Recently, author Rebecca Solnit (Men Explain Things To Me) proposed in a Harper’s article that high school be abolished. Solnit herself went through junior high school, took a general equivalency diploma (GED) at 15, and then went to college, skipping high school. She wrote:

“What was it, I sometimes wonder, that I was supposed to have learned in the years of high school that I avoided? High school is often considered a definitive American experience, in two senses: an experience that nearly everyone shares, and one that can define who you are, for better or worse, for the rest of your life. I’m grateful I escaped the particular definition that high school would have imposed on me, and I wish everyone else who suffered could have escaped it, too.

“For a long time, I’ve thought that high school should be abolished. I don’t mean that people in their teens should not be educated at public expense. The question is what they are educated in. An abolitionist proposal should begin by acknowledging all the excellent schools and teachers and educations out there; the people who have a pleasant, useful time in high school; and the changes being wrought in the nature of secondary education today. It should also recognize the tremendous variety of schools, including charter and magnet schools in the public system and the private schools—religious, single-sex, military and prep—that about 10 percent of American students attend, in which the values and pedagogical systems may be radically different. But despite the caveats and anomalies, the good schools and the students who thrive (or at least survive), high school is hell for too many Americans. If this is so, I wonder why people should be automatically consigned to it.”
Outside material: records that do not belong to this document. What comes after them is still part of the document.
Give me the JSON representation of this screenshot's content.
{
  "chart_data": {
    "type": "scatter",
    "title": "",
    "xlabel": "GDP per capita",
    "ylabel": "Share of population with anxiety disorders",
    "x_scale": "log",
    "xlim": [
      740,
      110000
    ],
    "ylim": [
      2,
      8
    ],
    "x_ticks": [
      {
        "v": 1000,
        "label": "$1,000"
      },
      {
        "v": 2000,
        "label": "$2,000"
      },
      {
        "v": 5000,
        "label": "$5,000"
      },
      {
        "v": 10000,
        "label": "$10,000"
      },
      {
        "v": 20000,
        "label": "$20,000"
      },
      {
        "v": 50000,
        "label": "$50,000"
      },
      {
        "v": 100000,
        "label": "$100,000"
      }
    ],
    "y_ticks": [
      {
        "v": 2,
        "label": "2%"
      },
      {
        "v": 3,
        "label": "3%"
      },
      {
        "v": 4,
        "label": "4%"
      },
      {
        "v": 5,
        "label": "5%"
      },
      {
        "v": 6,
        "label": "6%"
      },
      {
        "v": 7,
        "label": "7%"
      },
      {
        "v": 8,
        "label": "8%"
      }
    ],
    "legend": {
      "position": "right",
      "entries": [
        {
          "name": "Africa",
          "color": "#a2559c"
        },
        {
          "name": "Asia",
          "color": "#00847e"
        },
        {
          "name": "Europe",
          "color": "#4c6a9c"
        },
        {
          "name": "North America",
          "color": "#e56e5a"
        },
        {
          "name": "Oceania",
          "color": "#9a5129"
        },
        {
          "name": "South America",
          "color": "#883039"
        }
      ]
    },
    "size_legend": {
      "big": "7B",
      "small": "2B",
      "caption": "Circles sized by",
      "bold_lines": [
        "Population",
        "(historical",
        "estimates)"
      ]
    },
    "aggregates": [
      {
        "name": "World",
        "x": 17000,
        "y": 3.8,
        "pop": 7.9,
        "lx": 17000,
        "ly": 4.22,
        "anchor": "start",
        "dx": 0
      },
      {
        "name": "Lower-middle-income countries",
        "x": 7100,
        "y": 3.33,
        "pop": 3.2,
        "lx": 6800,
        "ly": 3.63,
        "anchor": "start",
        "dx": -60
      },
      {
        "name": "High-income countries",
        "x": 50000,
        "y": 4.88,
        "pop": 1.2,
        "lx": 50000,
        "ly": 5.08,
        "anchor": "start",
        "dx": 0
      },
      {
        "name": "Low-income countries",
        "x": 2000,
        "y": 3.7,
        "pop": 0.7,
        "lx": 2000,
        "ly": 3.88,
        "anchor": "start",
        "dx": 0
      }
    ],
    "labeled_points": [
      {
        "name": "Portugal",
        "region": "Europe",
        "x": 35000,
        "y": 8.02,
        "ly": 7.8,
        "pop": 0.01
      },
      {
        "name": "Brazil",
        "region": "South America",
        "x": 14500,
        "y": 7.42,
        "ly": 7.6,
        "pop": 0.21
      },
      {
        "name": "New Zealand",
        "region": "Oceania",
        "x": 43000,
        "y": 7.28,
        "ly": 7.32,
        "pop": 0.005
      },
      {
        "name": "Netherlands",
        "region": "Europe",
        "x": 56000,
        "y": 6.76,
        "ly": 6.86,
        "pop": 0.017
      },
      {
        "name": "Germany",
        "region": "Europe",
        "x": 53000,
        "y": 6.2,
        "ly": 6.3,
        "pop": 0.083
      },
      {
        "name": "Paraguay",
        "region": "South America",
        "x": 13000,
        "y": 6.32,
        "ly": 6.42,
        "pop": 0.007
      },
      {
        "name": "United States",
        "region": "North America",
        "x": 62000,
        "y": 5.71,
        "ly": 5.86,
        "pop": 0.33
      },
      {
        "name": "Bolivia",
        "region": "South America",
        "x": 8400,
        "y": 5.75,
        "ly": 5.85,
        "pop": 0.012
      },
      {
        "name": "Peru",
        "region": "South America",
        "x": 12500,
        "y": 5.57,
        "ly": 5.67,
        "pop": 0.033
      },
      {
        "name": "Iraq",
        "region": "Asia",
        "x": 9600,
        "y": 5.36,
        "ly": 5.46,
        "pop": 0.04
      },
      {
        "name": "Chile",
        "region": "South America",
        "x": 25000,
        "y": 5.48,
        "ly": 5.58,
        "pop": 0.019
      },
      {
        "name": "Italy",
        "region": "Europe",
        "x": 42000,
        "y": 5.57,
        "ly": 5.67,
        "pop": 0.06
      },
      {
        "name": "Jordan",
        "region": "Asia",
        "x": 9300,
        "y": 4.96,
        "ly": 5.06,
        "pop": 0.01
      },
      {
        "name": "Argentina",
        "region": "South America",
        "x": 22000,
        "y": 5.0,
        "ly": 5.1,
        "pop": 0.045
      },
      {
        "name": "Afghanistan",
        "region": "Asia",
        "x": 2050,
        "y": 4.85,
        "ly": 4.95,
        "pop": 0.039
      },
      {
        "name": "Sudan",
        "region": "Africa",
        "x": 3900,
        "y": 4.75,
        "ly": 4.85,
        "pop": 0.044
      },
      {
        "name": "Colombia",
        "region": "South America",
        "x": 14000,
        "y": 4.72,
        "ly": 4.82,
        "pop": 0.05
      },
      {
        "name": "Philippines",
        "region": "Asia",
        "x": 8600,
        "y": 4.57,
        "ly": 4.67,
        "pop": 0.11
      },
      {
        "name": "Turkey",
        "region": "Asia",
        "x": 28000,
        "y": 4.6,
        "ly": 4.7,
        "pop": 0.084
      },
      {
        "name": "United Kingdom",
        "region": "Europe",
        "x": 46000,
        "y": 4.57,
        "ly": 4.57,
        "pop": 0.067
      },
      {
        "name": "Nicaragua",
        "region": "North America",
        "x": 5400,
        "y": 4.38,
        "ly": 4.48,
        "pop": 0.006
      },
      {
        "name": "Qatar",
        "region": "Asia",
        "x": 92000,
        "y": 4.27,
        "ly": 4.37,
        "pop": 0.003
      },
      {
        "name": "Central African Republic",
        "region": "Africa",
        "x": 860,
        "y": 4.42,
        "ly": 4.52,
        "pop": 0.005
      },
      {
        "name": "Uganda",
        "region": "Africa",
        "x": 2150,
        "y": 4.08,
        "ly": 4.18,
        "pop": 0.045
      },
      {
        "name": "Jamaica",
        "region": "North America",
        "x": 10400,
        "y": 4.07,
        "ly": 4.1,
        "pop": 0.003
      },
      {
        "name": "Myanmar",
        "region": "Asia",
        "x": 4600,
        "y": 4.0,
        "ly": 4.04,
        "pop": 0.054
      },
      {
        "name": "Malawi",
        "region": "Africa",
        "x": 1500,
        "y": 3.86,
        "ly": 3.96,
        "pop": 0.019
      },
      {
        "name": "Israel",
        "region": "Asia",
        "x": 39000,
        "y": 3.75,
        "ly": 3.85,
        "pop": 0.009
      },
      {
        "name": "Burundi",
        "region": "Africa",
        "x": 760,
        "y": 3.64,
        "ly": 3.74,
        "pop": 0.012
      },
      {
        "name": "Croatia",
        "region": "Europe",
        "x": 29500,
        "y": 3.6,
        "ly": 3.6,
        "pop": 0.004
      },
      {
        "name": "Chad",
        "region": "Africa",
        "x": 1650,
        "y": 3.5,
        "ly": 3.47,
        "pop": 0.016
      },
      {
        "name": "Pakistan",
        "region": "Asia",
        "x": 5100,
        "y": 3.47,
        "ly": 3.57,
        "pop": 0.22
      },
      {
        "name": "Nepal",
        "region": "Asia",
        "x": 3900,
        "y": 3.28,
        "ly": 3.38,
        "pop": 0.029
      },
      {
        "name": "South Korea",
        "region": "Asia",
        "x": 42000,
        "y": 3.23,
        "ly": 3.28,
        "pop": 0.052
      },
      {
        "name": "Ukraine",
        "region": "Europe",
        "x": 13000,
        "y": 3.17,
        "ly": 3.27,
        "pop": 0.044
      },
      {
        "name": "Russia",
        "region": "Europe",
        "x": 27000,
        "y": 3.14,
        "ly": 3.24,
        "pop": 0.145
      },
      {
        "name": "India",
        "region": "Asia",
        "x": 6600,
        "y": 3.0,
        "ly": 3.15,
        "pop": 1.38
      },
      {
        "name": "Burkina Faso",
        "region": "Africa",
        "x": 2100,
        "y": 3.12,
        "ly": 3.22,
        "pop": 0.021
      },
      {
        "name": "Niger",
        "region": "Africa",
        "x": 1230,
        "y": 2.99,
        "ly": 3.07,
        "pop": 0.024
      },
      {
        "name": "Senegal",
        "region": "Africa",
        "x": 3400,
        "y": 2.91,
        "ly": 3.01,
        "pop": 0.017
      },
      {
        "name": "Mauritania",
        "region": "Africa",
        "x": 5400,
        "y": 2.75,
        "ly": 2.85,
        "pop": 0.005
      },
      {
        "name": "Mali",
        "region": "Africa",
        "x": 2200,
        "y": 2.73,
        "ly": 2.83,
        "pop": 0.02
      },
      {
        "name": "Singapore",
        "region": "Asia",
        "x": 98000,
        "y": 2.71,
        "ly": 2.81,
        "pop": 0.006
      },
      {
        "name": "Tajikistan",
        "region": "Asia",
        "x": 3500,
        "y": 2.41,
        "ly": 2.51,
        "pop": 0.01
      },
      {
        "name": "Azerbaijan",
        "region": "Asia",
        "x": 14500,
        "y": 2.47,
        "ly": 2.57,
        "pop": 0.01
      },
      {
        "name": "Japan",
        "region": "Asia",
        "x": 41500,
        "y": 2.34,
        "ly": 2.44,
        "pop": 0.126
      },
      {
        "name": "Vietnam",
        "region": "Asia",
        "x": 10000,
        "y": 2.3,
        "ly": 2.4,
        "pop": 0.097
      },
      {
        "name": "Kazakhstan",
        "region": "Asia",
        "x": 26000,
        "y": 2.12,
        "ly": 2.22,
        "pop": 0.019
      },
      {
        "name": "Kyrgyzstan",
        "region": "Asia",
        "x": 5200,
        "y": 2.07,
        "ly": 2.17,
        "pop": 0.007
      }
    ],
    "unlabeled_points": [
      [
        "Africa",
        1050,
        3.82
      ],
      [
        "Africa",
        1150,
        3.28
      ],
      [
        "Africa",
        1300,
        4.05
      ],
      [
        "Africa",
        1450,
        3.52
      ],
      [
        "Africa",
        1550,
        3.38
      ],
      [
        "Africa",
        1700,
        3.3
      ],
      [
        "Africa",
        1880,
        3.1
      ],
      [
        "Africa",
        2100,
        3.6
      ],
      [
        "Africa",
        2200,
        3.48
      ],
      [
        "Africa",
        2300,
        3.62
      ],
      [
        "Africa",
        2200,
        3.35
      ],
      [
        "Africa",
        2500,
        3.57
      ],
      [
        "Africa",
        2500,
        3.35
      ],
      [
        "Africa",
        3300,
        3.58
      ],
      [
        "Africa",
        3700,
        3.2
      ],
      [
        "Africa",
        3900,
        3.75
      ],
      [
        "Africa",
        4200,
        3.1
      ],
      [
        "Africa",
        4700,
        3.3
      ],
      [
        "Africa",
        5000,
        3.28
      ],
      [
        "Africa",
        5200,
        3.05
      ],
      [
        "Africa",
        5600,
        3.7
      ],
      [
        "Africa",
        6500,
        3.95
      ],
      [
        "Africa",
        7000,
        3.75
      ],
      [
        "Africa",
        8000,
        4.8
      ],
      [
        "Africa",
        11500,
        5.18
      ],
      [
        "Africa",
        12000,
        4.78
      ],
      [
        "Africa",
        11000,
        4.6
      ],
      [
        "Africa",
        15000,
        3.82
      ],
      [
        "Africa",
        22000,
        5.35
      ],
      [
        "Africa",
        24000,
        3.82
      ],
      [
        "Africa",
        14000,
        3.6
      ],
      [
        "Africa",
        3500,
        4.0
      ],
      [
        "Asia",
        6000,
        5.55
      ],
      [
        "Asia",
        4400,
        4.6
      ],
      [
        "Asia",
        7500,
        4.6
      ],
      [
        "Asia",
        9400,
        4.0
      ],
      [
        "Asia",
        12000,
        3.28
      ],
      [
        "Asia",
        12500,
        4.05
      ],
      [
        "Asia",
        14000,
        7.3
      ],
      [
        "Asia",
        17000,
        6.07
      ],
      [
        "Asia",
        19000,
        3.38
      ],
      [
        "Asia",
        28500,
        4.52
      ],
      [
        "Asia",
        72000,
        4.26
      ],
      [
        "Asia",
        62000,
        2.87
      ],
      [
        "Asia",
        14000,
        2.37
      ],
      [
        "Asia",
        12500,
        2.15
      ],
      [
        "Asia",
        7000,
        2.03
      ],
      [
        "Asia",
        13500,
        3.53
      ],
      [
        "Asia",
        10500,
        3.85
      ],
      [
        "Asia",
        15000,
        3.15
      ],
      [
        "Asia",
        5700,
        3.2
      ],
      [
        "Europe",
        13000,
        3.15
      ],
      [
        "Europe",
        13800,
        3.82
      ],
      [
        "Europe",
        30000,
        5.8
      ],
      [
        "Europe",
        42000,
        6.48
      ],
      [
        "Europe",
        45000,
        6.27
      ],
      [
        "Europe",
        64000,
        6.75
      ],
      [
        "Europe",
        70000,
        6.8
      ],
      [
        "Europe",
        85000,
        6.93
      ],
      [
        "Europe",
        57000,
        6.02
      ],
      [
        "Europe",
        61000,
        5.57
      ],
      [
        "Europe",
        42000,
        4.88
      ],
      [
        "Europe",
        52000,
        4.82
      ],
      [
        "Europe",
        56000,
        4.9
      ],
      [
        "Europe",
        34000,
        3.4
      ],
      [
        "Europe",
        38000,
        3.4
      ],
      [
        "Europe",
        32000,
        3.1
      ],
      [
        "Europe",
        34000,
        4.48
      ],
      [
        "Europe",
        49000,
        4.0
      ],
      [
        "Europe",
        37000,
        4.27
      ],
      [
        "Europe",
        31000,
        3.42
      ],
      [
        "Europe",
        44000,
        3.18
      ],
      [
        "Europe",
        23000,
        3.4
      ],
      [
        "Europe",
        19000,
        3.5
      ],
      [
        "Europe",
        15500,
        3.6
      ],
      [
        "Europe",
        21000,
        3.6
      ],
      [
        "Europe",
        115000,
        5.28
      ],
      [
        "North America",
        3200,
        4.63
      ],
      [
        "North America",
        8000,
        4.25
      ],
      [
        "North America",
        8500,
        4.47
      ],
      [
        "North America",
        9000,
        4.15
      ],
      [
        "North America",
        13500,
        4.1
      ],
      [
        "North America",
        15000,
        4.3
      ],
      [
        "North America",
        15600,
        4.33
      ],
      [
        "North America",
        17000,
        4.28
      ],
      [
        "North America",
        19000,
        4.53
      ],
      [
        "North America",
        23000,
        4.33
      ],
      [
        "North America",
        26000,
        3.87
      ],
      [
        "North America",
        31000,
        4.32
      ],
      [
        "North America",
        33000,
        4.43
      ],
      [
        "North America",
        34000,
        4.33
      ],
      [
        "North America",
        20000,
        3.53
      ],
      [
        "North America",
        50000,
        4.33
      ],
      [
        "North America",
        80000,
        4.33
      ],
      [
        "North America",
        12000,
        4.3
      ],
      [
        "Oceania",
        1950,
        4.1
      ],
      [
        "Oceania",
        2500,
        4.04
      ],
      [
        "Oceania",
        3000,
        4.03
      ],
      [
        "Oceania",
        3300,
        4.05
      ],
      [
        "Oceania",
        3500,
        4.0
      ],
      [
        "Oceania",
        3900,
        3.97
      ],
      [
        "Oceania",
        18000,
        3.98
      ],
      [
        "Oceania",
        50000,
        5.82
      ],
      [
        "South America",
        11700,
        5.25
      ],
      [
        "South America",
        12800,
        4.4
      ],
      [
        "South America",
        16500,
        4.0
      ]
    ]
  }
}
Washoe School Superintendent Traci Davis responded, “I think that high schools are an opportunity to really learn more [of] the social aspects of it. I loved my high school years. I have a brother who probably did not love his high school years. The question probably isn’t if high school should be abolished. The question is, does it meet the needs of the learner or are there alternative high schools? And I believe that every child does not fit in a box, and so every child might not be successful in a comprehensive high school. … And that’s why we provide a variety of options for kids.”

She pointed to Washoe High School, now called Innovations, and RISE Academy for Adult Achievement.

Another local source said, “I know we have students at Truckee Meadows High School who are taking high school diplomas and associate degrees at more or less the same times.”